= Program information file =

Settings for running MS-DOS applications

A program information file (PIF) defines how an MS-DOS program should be run in a multitasking environment, including the amount of memory it needs. PIFs originated with TopView, and were inherited and extended by DESQview and Windows.

==Basic overview==
The PIF file originally contained only one block of data storing the parameters needed to run under TopView. These included fields like an ASCII string for the window title, the maximum and minimum amount of RAM needed, and bitmaps for switches like whether or not the window should be closed when the program exits.

When the system was adapted for use under Windows, the developers faced the problem that there were additional switches that did not apply to TopView. Instead of simply adding the new switches to the end of the file, they instead re-imagined the file as a database file containing any number of entries. In theory the file consisted of a number of header areas describing what operating system should read the section, and an offset to the next section. Systems would read down the list until they found the most appropriate one.

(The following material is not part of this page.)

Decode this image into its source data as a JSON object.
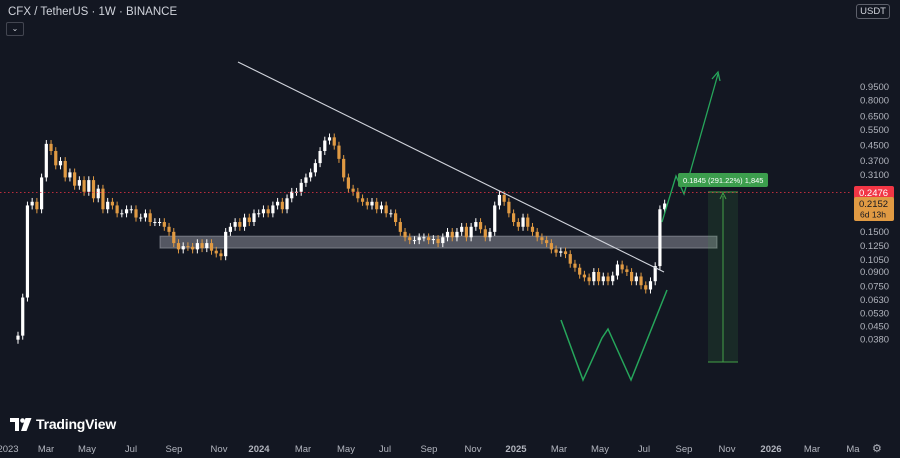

However, this left a problem with backward compatibility. If the file started with a header, even if it was for the original switches, TopView and DESQview would not be able to read it properly. The file was thus re-arranged with the first header appearing after the initial data, which left the first 253 bytes of the file in the same format as before.

== Notes ==
- A program information file for a DOS-based program is a shortcut to the program executable. All the settings saved in the PIF are contained in the shortcut.
- Although a file in PIF format does not contain any executable code (it lacks executable files' magic number "MZ"), Microsoft Windows handles all files with (pseudo-)executables' extensions in the same manner: all .COMs, .EXEs, and .PIFs are analyzed by the ShellExecute function and will run accordingly to their content and not extension, meaning a file with the PIF extension can be used to transmit computer viruses.
- The concept of program information files was also used under Digital Research operating systems such as Concurrent DOS, Multiuser DOS, System Manager and REAL/32. Using the PIFED command, the necessary program information got directly embedded into the .EXE or .COM executable file.